The first thing that happened was that Monk looked into the kitchen. What he saw was a lit candle on the counter, two open gasoline cans on the floor, and the dials on the gas stove turned to full blast, but no flames were flickering on the burners.

The second thing that happened was that Stella bolted up from her chair with a scream of fury, flicked on her lighter, and threw it into the kitchen.

The third thing that happened was that Monk yelled
“Run!”
with sufficient horror and authority that Stottlemeyer and Julie didn’t second-guess his command and ran with him to the front door.

Monk and Julie got outside but Stottlemeyer was still passing through the doorway when the kitchen full of flammable gas ignited and the explosion blew the house apart, the fireball blasting out the windows and splitting the roof.

The concussive force of the blast blew Monk and Julie off their feet, while the flaming edge of the fireball kicked Stottlemeyer through the air and set the back of his jacket ablaze.

The captain hit the lawn hard and cried out with pain. Monk looked up, saw the fire on Stottlemeyer’s back, and quickly sprang to his feet, taking off his coat and smothering the flames with it.

Julie joined Monk and together they pulled off Stottlemeyer’s jacket, rolled him over, and then gently sat him up.

“Are you all right?” Julie asked. Her ears were ringing and she was trembling all over.

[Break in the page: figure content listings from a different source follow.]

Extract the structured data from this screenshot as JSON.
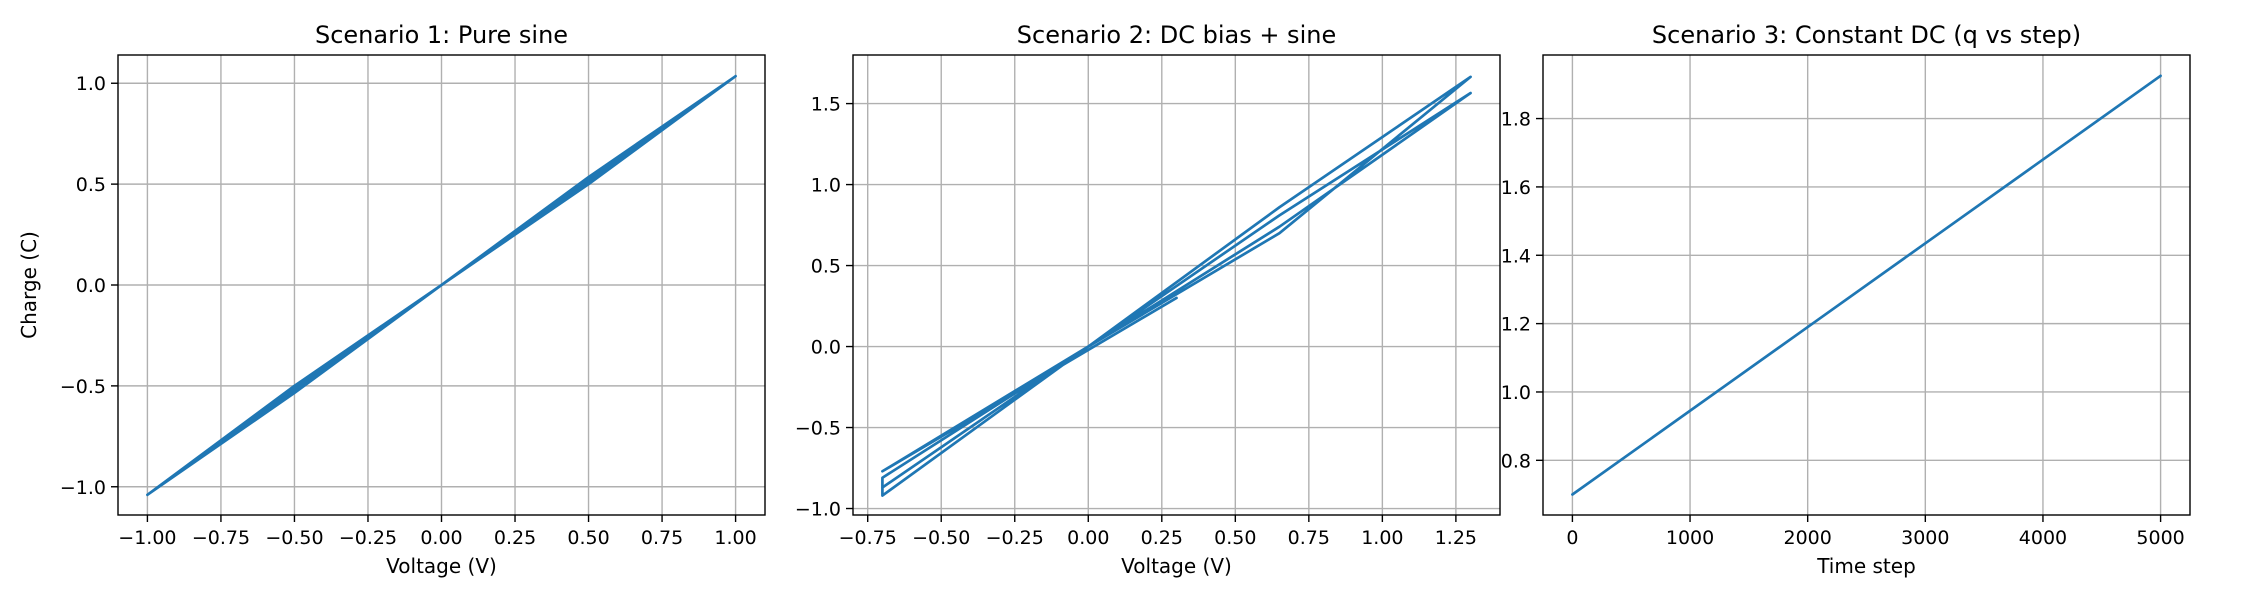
{
  "colors": {
    "series": "#1f77b4",
    "grid": "#b0b0b0",
    "axes": "#000000",
    "background": "#ffffff"
  },
  "chart_data": [
    {
      "type": "line",
      "title": "Scenario 1: Pure sine",
      "xlabel": "Voltage (V)",
      "ylabel": "Charge (C)",
      "xlim": [
        -1.1,
        1.1
      ],
      "ylim": [
        -1.14,
        1.14
      ],
      "grid": true,
      "x_ticks": [
        -1.0,
        -0.75,
        -0.5,
        -0.25,
        0.0,
        0.25,
        0.5,
        0.75,
        1.0
      ],
      "x_tick_labels": [
        "−1.00",
        "−0.75",
        "−0.50",
        "−0.25",
        "0.00",
        "0.25",
        "0.50",
        "0.75",
        "1.00"
      ],
      "y_ticks": [
        -1.0,
        -0.5,
        0.0,
        0.5,
        1.0
      ],
      "y_tick_labels": [
        "−1.0",
        "−0.5",
        "0.0",
        "0.5",
        "1.0"
      ],
      "series": [
        {
          "loops": [
            {
              "upper": [
                [
                  -1.0,
                  -1.04
                ],
                [
                  -0.5,
                  -0.5
                ],
                [
                  0.0,
                  0.0
                ],
                [
                  0.5,
                  0.535
                ],
                [
                  1.0,
                  1.035
                ]
              ],
              "lower": [
                [
                  -1.0,
                  -1.04
                ],
                [
                  -0.5,
                  -0.535
                ],
                [
                  0.0,
                  0.0
                ],
                [
                  0.5,
                  0.5
                ],
                [
                  1.0,
                  1.035
                ]
              ]
            },
            {
              "upper": [
                [
                  -1.0,
                  -1.04
                ],
                [
                  -0.5,
                  -0.51
                ],
                [
                  0.0,
                  0.0
                ],
                [
                  0.5,
                  0.525
                ],
                [
                  1.0,
                  1.035
                ]
              ],
              "lower": [
                [
                  -1.0,
                  -1.04
                ],
                [
                  -0.5,
                  -0.525
                ],
                [
                  0.0,
                  0.0
                ],
                [
                  0.5,
                  0.51
                ],
                [
                  1.0,
                  1.035
                ]
              ]
            }
          ]
        }
      ]
    },
    {
      "type": "line",
      "title": "Scenario 2: DC bias + sine",
      "xlabel": "Voltage (V)",
      "ylabel": "",
      "xlim": [
        -0.8,
        1.4
      ],
      "ylim": [
        -1.04,
        1.8
      ],
      "grid": true,
      "x_ticks": [
        -0.75,
        -0.5,
        -0.25,
        0.0,
        0.25,
        0.5,
        0.75,
        1.0,
        1.25
      ],
      "x_tick_labels": [
        "−0.75",
        "−0.50",
        "−0.25",
        "0.00",
        "0.25",
        "0.50",
        "0.75",
        "1.00",
        "1.25"
      ],
      "y_ticks": [
        -1.0,
        -0.5,
        0.0,
        0.5,
        1.0,
        1.5
      ],
      "y_tick_labels": [
        "−1.0",
        "−0.5",
        "0.0",
        "0.5",
        "1.0",
        "1.5"
      ],
      "series": [
        {
          "start": [
            0.3,
            0.3
          ],
          "loops": [
            {
              "upper": [
                [
                  -0.7,
                  -0.77
                ],
                [
                  0.0,
                  0.0
                ],
                [
                  0.65,
                  0.86
                ],
                [
                  1.3,
                  1.665
                ]
              ],
              "lower": [
                [
                  -0.7,
                  -0.92
                ],
                [
                  0.0,
                  0.0
                ],
                [
                  0.65,
                  0.7
                ],
                [
                  1.3,
                  1.37
                ]
              ]
            },
            {
              "upper": [
                [
                  -0.7,
                  -0.81
                ],
                [
                  0.0,
                  0.0
                ],
                [
                  0.65,
                  0.81
                ],
                [
                  1.3,
                  1.565
                ]
              ],
              "lower": [
                [
                  -0.7,
                  -0.87
                ],
                [
                  0.0,
                  0.0
                ],
                [
                  0.65,
                  0.74
                ],
                [
                  1.3,
                  1.475
                ]
              ]
            }
          ]
        }
      ]
    },
    {
      "type": "line",
      "title": "Scenario 3: Constant DC (q vs step)",
      "xlabel": "Time step",
      "ylabel": "",
      "xlim": [
        -250,
        5250
      ],
      "ylim": [
        0.64,
        1.986
      ],
      "grid": true,
      "x_ticks": [
        0,
        1000,
        2000,
        3000,
        4000,
        5000
      ],
      "x_tick_labels": [
        "0",
        "1000",
        "2000",
        "3000",
        "4000",
        "5000"
      ],
      "y_ticks": [
        0.8,
        1.0,
        1.2,
        1.4,
        1.6,
        1.8
      ],
      "y_tick_labels": [
        "0.8",
        "1.0",
        "1.2",
        "1.4",
        "1.6",
        "1.8"
      ],
      "series": [
        {
          "points": [
            [
              0,
              0.7
            ],
            [
              1000,
              0.945
            ],
            [
              2000,
              1.19
            ],
            [
              3000,
              1.435
            ],
            [
              4000,
              1.68
            ],
            [
              5000,
              1.925
            ]
          ]
        }
      ]
    }
  ]
}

The captain was dazed. The hair on the back of his head was singed, his nose was bleeding, and he clutched his right arm close to his chest. But he nodded affirmatively, gazing past them to the burning house.

“Holy crap,” Stottlemeyer said.

CHAPTER SIXTEEN

Mr. Monk and the Surprising Accusation

S
tottlemeyer sat on the back bumper of the ambulance and watched as the fire department crew extinguished the last of the hot spots in Stella’s charred but still standing house while a paramedic splinted his arm.

Another paramedic tended to Julie, who’d wrapped herself in the blanket that the firefighters gave her and leaned against Stottlemeyer’s car.